Create a table for top 10 categories
top10_downloaded <- arrange(most_downloaded, desc(Total_Downloads)) #Arrange DF in descending order
top10_downloaded <- top10_downloaded[1:10,]
top10_downloaded$Percentage <-
round((top10_downloaded$Total_Downloads)*100/sum(top10_downloaded$Total_Downloads),2)#Percentage Generating
top10_downloaded$Percentage <- paste(top10_downloaded$Percentage,"%") #Append"%" sign
top10_downloaded
Category Total_Downloads Percentage
1 GAME 35085862717 23.65 %
2 COM 32647241530 22.01 %
3 PRODUCTIVITY 14176070180 9.56 %
4 SOCIAL 14069841475 9.48 %
5 TOOLS 11450724500 7.72 %
6 FAMILY 10257701590 6.91 %
7 PHOTOGRAPHY 10088243130 6.8 %
8 NEWS_AND_MAGAZINES 7496210650 5.05 %
9 TRAVEL_AND_LOCAL 6868859300 4.63 %
10 VIDEO_PLAYERS 6221897200 4.19 %
Q2- Which categories are most liked?
Here we need to set an important criterion, some apps are rated above 4 starts,
yet the number of voters are less than 1000 person.
It is unfair to make comparison between 3star apps with milion view with a 4.5 starts app with 250 view only.
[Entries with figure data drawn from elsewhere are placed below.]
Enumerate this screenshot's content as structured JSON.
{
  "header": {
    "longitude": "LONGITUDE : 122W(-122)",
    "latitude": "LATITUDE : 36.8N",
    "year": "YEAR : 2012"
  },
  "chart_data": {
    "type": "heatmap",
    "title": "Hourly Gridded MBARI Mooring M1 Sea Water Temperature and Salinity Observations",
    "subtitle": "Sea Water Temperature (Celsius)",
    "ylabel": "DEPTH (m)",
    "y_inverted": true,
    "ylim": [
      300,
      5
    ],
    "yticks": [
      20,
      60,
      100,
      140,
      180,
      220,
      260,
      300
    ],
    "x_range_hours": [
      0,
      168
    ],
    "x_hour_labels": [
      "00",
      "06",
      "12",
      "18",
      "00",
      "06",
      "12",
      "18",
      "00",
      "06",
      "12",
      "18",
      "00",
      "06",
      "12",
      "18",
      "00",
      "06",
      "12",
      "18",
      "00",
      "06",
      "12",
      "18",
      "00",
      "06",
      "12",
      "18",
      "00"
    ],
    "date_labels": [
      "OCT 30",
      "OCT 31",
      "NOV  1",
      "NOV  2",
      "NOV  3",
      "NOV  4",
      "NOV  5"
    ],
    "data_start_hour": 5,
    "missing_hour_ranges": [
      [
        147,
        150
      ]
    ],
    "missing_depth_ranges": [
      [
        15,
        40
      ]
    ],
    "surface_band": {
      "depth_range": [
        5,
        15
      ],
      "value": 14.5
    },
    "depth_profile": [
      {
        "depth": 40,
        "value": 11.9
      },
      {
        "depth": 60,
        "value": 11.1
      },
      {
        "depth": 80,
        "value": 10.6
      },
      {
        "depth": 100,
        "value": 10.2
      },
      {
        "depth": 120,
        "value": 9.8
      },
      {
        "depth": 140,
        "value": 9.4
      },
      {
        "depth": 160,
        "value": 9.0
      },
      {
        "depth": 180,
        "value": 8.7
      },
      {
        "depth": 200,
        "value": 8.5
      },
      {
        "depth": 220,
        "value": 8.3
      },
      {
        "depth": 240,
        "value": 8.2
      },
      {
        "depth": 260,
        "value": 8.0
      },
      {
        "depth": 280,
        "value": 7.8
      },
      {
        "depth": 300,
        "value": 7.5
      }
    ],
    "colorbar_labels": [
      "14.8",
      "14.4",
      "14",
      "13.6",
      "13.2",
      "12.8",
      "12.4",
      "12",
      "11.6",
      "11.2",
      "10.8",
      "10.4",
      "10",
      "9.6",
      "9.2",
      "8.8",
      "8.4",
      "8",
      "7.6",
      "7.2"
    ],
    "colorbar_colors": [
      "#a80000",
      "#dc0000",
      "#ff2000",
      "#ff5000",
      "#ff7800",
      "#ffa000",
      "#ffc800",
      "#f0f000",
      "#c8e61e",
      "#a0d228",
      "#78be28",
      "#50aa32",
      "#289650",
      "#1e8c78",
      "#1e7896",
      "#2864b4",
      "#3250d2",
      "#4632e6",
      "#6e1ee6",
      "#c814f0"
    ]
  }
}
We will omit all applications where number of review is less than 1000.
A2DF <- subsetted1 #Unique DF for A2
dim(A2DF) # 9366 rows before filtering
[1] 9366 11
A2DF <- filter(A2DF, Reviews >= 1000)
dim(A2DF) # 5896 rows after filtering
[1] 5896 11
A2mean <- data.frame(tapply(A2DF$Rating,A2DF$Category,mean)) #Weight the average per category
head(A2mean,2)
tapply.A2DF.Rating..A2DF.Category..mean.
ART_AND_DESIGN 4.453846
AUTO_AND_VEHICLES 4.361765
A2mean$AverageRating <-round(A2mean[,1],2)
A2mean$Category <- rownames(A2mean)
rownames(A2mean) <- NULL
A2mean[,1] <-NULL
A2mean <- arrange(A2mean, desc(AverageRating))[1:10,]
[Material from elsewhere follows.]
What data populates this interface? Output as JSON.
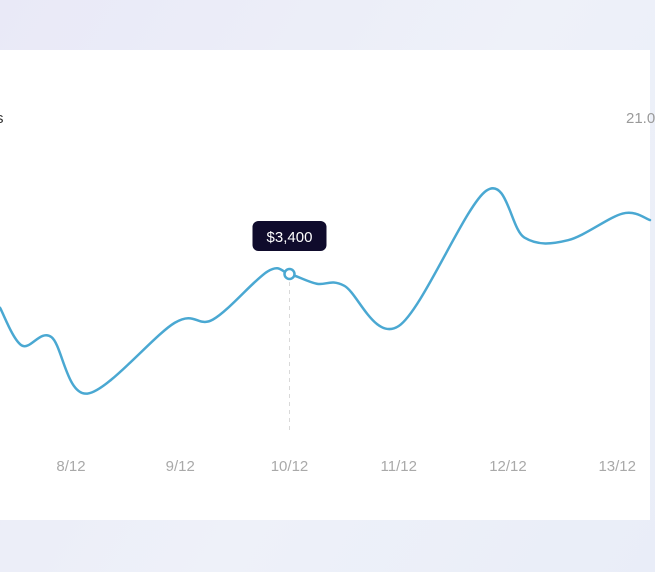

A2mean <- relocate(A2mean, Category, .before = "AverageRating") #Reordering columns
A2mean
Category AverageRating
1 ART_AND_DESIGN 4.45
2 EDUCATION 4.42
3 HEALTH_AND_FITNESS 4.42
4 BOOKS_AND_REFERENCE 4.41
5 AUTO_AND_VEHICLES 4.36
6 MEDICAL 4.36
7 PARENTING 4.35
8 PERSONALIZATION 4.34
9 EVENTS 4.32
10 GAME 4.32
PLotting top 10 genres based on their rating.
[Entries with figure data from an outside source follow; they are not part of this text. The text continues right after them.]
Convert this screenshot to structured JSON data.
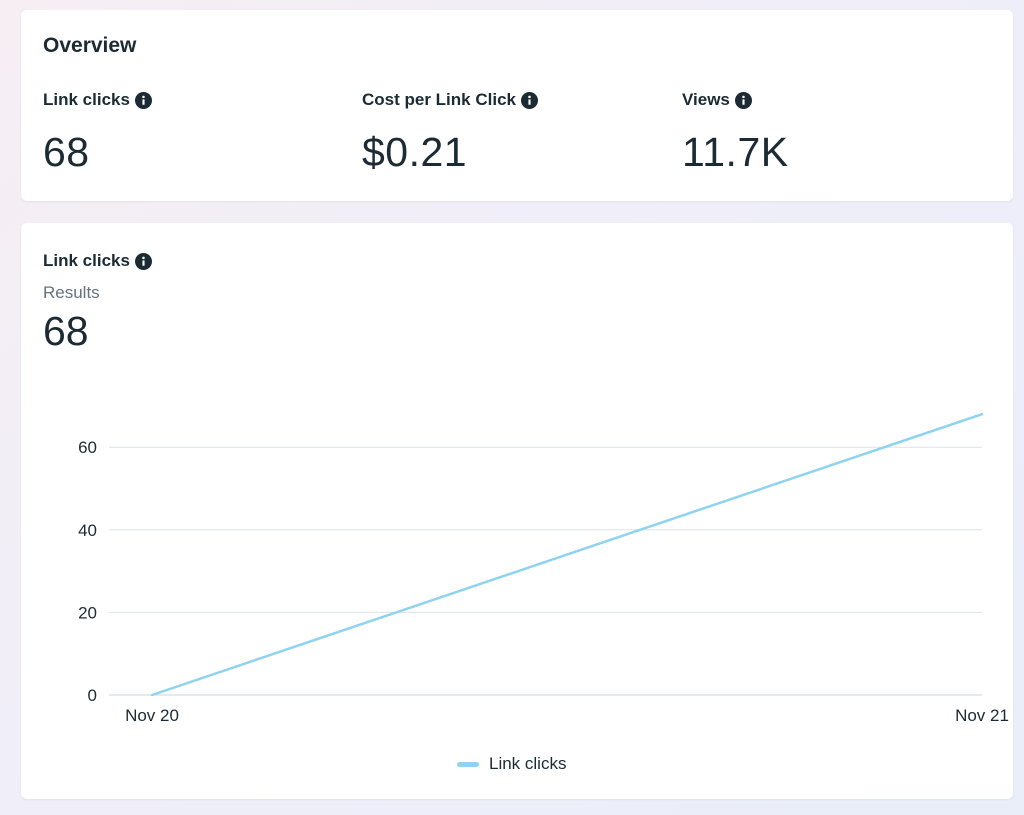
{
  "overview": {
    "title": "Overview",
    "metrics": [
      {
        "label": "Link clicks",
        "value": "68"
      },
      {
        "label": "Cost per Link Click",
        "value": "$0.21"
      },
      {
        "label": "Views",
        "value": "11.7K"
      }
    ]
  },
  "chart_card": {
    "title": "Link clicks",
    "subtitle": "Results",
    "total": "68"
  },
  "colors": {
    "line": "#8fd3f0",
    "grid": "#dfe3e7",
    "text": "#1c2b33"
  },
  "chart_data": {
    "type": "line",
    "categories": [
      "Nov 20",
      "Nov 21"
    ],
    "series": [
      {
        "name": "Link clicks",
        "values": [
          0,
          68
        ]
      }
    ],
    "y_ticks": [
      "0",
      "20",
      "40",
      "60"
    ],
    "ylim": [
      0,
      68
    ],
    "grid": true,
    "legend": "bottom-center"
  }
}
Q2plot_Pie <- ggplot(A2mean, aes(x="", y=AverageRating, fill=Category)) +
geom_bar(stat="identity", width=1, color="White") +
coord_polar("y", start=0) +
ggtitle("Top 10 Rated Genres out of 5 Stars") +
theme(plot.title = element_text(hjust = 0.5))+
geom_label(aes(label = AverageRating),
position = position_stack(vjust = 0.35),
show.legend = FALSE) +
theme_void() # remove background, grid, numeric labels
Q2plot_Pie

Q3 - What is the free/paid ratio?
A3DF <- subsetted1 #Unique DF for Q3
A3DF <- count(A3DF,Type)
A3DF$percentage <- round(A3DF$n/sum(A3DF$n),2)
A3DF
Type n percentage
1 Free 8719 0.93
2 Paid 647 0.07
Plotting waffle chart
A3DF <- c(Free = 93, Paid = 7)
waffle(A3DF)

Concluded insights:
1 - Gaming industry is dominat in the Google Play Store.
2 - Altough communication apps are also dominant, they are not in the top 10 liked categoires.
3 - Most Apps are free. Apps devlopers are more interested in ads or microtransactions (inside app purchase).